Crashphaltはリモートプレイに対応しており、しかも無料です。この組み合わせがチュートリアルスレッドで推奨されるようになり、トラフィックが急増したのです。
「なぜCrashphaltが選ばれたのかは分かりません」とRetroSpecterは綴っています。「このハックに必要なのはリモートプレイが有効なゲームであることだけで、Crashphaltが無料であることも助けになったのでしょう。他にも条件を満たすゲームは山ほどあるはずですが、Crashphaltは幸運にもその栄誉ある役割に選ばれたようです」
同じ手法は、Undertaleの続編であり、独自の協力プレイMODが存在するDeltaruneでも有効です。これによりCrashphaltへの注目度はさらに高まり、10年近く休眠状態だったゲームに第二のプレイヤーの波が押し寄せました。
RetroSpecterの反応
あるSteamレビューには、「誰も自分のゲームに関心を持たず、ただ他のゲームをMODで動かすためだけに利用されていると知って、開発者はどう思うのか」という問いかけがありました。これに対するRetroSpecterの回答は、驚くほど温かいものでした。
「Undertaleは私がゲーム開発を始めた頃にリリースされ、非常に大きな刺激を受けました」と彼らは書いています。「だからこそ、たとえ小さな形であっても、友人同士が一緒にゲームを楽しむための手段として、コミュニティに影響を与え続けているのは本当にクールなことだと思います」
開発者は、Steam側がCrashphaltの利用方法について問題視しない限り、プレイヤーが友人たちとSansと戦うためにこのゲームを使い続けてくれることを歓迎すると付け加えました。

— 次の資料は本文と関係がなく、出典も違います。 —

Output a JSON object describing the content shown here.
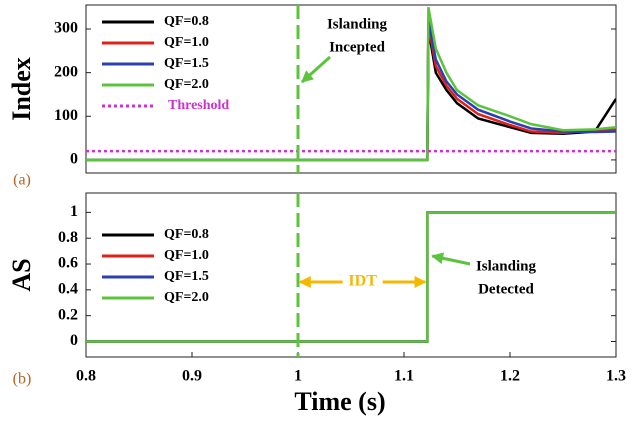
{
  "chart_data": [
    {
      "type": "line",
      "ylabel": "Index",
      "panel": "(a)",
      "x": [
        0.8,
        1.0,
        1.122,
        1.123,
        1.13,
        1.14,
        1.15,
        1.17,
        1.2,
        1.22,
        1.25,
        1.28,
        1.3
      ],
      "series": [
        {
          "name": "QF=0.8",
          "color": "#000000",
          "values": [
            0,
            0,
            0,
            300,
            200,
            160,
            130,
            95,
            75,
            62,
            60,
            65,
            140
          ]
        },
        {
          "name": "QF=1.0",
          "color": "#e0201b",
          "values": [
            0,
            0,
            0,
            310,
            215,
            170,
            140,
            105,
            80,
            65,
            62,
            68,
            70
          ]
        },
        {
          "name": "QF=1.5",
          "color": "#2b3fb0",
          "values": [
            0,
            0,
            0,
            320,
            230,
            180,
            150,
            115,
            88,
            72,
            65,
            64,
            65
          ]
        },
        {
          "name": "QF=2.0",
          "color": "#5cc43c",
          "values": [
            0,
            0,
            0,
            350,
            255,
            200,
            160,
            125,
            100,
            82,
            68,
            70,
            75
          ]
        },
        {
          "name": "Threshold",
          "color": "#cc33cc",
          "dashed": true,
          "values": [
            20,
            20,
            20,
            20,
            20,
            20,
            20,
            20,
            20,
            20,
            20,
            20,
            20
          ]
        }
      ],
      "xlim": [
        0.8,
        1.3
      ],
      "ylim": [
        -30,
        355
      ],
      "yticks": [
        0,
        100,
        200,
        300
      ],
      "vline": 1,
      "annotation": [
        "Islanding",
        "Incepted"
      ],
      "legend": "upper left"
    },
    {
      "type": "line",
      "ylabel": "AS",
      "xlabel": "Time (s)",
      "panel": "(b)",
      "x": [
        0.8,
        1.122,
        1.122,
        1.3
      ],
      "series": [
        {
          "name": "QF=0.8",
          "color": "#000000",
          "values": [
            0,
            0,
            1,
            1
          ]
        },
        {
          "name": "QF=1.0",
          "color": "#e0201b",
          "values": [
            0,
            0,
            1,
            1
          ]
        },
        {
          "name": "QF=1.5",
          "color": "#2b3fb0",
          "values": [
            0,
            0,
            1,
            1
          ]
        },
        {
          "name": "QF=2.0",
          "color": "#5cc43c",
          "values": [
            0,
            0,
            1,
            1
          ]
        }
      ],
      "xlim": [
        0.8,
        1.3
      ],
      "ylim": [
        -0.12,
        1.15
      ],
      "xticks": [
        0.8,
        0.9,
        1,
        1.1,
        1.2,
        1.3
      ],
      "yticks": [
        0,
        0.2,
        0.4,
        0.6,
        0.8,
        1
      ],
      "vline": 1,
      "annotation": [
        "Islanding",
        "Detected"
      ],
      "interval_label": "IDT",
      "legend": "center left"
    }
  ]
}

このような話で多くのプレイヤーが見落としがちなのは、MODコミュニティがいかに静かに、どのゲームが長期的に生き残るかを決定づけているかという点です。Crashphaltは他作品のマルチプレイヤー用インフラとして設計されたわけではありませんが、結果としてそうなりました。UndertaleやDeltaruneのようなタイトルを巡るMODコミュニティの創造性は、予期せぬ方向へと関心を広げ続けています。その深淵を覗いてみたい方は、MODのインストールからティアリストまでを網羅した当サイトのゲーミングガイドをご覧ください。
他のインディータイトルでのMOD導入方法に興味がある方は、コミュニティ製ツールをネイティブ対応ゲームに組み込むための基礎知識として、ParalivesのMODインストールガイドが参考になります。また、最初からMOD導入を前提に設計されたゲームにおけるコミュニティの創造性については、HytaleのMODティアリストで、プレイする価値のあるMODを確認できます。
RetroSpecterの物語は、Steamにおいてゲームは決して「完成」することはないということを思い出させてくれます。ただ、適切なコミュニティがその使い道を見つけてくれるのを待っているだけなのです。